Geboren auf Gran Canaria (Spanien). Studium an der Escuela Víctor Ullate, Washington School of Ballet sowie der English National Ballet School. Seit 2020 Mitglied des NRW Juniorballett.

Woher kommst Du? Erzählt uns von Deiner Familie…
Ich bin Spanier und Brite, aufgewachsen in der Stadt Las Palmas de Gran Canaria, auf den Kanarischen Inseln.

Wie kamst Du zum Tanzen? Was war Deine Motivation?
Ich habe das Tanzen immer geliebt. Schon als ich klein war liebte ich es, im Wohnzimmer meiner Großeltern Shows für meine Familie zu veranstalten, verkleidet mit den Schals und Tüchern meiner Oma als improvisierte Kostüme habe ich zu der umfangreichen CD-Sammlung klassischer Musik meines Opas getanzt. Ich bat meine Mutter, mich zum Tanzunterricht anzumelden, und nachdem ich ein ganzes Jahr lang darauf bestanden hatte, merkte sie, dass es keine launische Phase war; im Alter von 4 Jahren begann ich, zweimal wöchentlich Ballettunterricht im Studio neben meinem Kindergarten zu nehmen. Obwohl ich jung angefangen habe, begann ich erst sehr spät, mit 15 Jahren, eine Berufsausbildung.

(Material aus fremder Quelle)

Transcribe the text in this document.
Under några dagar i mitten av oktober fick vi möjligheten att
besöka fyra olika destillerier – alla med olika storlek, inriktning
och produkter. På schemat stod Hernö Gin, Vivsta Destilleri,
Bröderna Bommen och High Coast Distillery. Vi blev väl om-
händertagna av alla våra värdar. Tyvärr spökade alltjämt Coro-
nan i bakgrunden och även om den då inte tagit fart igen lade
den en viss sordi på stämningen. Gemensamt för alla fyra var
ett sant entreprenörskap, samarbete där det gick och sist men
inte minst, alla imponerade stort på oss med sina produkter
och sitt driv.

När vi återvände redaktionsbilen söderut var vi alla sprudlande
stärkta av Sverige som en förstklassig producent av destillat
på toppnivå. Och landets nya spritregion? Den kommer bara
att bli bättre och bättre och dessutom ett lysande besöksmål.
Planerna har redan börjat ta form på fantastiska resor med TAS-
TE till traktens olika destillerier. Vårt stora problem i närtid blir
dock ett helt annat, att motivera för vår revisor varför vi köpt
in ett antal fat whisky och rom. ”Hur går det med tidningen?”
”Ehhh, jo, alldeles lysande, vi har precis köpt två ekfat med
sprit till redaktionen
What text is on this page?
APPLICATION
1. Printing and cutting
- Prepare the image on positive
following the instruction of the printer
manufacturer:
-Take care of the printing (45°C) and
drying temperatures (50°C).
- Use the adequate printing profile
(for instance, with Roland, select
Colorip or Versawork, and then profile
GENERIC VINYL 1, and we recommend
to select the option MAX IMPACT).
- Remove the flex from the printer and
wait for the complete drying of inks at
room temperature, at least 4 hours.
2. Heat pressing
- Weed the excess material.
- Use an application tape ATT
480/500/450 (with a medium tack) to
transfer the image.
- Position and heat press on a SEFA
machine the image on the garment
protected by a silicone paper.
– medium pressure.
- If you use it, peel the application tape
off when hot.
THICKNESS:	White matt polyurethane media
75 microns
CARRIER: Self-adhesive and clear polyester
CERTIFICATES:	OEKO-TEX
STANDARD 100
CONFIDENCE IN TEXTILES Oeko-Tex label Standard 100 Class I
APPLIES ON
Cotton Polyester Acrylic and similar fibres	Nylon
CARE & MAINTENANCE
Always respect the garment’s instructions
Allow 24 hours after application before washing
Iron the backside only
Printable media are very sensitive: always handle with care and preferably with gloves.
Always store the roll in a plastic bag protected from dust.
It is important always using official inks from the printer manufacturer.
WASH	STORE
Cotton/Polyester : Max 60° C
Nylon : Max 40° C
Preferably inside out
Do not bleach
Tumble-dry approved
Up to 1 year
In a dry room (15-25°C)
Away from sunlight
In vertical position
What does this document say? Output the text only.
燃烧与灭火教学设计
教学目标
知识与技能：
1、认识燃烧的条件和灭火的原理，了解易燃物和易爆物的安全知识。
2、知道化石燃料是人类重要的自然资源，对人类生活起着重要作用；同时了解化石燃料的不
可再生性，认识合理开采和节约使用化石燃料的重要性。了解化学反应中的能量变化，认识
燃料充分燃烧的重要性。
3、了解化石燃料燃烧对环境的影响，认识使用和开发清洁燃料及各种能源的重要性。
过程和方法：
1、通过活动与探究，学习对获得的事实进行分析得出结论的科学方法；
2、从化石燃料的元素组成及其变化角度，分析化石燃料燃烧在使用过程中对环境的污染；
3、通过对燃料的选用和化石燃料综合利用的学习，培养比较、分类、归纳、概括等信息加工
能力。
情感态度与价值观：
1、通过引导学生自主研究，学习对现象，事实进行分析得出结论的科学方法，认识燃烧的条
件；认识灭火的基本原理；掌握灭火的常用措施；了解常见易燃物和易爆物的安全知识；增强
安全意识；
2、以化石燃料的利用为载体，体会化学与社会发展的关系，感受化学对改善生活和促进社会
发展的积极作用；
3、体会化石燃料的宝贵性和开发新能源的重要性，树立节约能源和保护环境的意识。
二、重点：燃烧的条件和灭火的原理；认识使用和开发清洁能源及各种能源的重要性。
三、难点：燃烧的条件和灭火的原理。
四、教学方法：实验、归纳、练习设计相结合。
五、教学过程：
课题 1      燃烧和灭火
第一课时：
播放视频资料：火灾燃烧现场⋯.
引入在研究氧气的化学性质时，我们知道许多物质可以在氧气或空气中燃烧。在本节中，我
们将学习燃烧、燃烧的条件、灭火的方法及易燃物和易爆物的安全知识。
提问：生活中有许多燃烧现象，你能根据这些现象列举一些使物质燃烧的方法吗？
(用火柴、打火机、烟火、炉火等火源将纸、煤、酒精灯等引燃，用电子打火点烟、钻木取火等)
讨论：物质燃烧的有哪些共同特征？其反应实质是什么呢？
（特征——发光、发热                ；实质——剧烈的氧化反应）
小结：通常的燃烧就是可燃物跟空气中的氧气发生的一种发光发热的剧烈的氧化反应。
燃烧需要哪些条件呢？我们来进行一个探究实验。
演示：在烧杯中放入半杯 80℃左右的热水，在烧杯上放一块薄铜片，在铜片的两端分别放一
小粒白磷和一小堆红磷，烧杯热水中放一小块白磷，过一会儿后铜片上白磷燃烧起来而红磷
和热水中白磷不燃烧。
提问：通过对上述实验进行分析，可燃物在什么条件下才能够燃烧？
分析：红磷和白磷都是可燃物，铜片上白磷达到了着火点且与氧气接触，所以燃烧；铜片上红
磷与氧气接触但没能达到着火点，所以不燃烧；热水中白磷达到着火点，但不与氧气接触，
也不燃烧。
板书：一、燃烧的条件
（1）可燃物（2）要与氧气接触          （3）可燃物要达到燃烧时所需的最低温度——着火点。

Ein besonderes Erlebnis in Deiner bisherigen Karriere?
Da dies mein erster Vertrag ist, stellt er den Beginn und den Höhepunkt meiner beruflichen Laufbahn dar. Was die besonderen Momente betrifft, die in meiner Ausbildung davor lagen, so habe ich die kleinen Dinge, die mir damals bedeutsam erschienen, immer genossen. Diese Situationen haben mich dorthin gebracht, wo ich heute bin: Der Umzug nach Madrid, um eine Berufsausbildung zu beginnen, die ersten internationalen Sommerkurse, die Ausbildung in Washington DC, die Zweitbesetzung im Corps von Crankos Romeo und Julia zu sein, das Erlernen des Schwertkampfes, das Betreten der Bühne im Opernhaus des Kennedy Centre, noch mehr Sommerprogramme und großartige Lehrer und Erfahrungen, an der English National Ballet School angenommen zu werden, Unterricht beim English National Ballet (ENB) zu nehmen, mein allererstes Tanz-Fotoshooting, mit dem ENB auf Tournee zu gehen und aufzutreten, im Londoner Kolosseum zu tanzen… sie alle repräsentieren ein kleines Sprungbrett, einen Moment des Wachstums, Erinnerungen, die ich immer in Ehren halten werde und die mich zu dem Tänzer und der Person gemacht haben, die ich heute bin.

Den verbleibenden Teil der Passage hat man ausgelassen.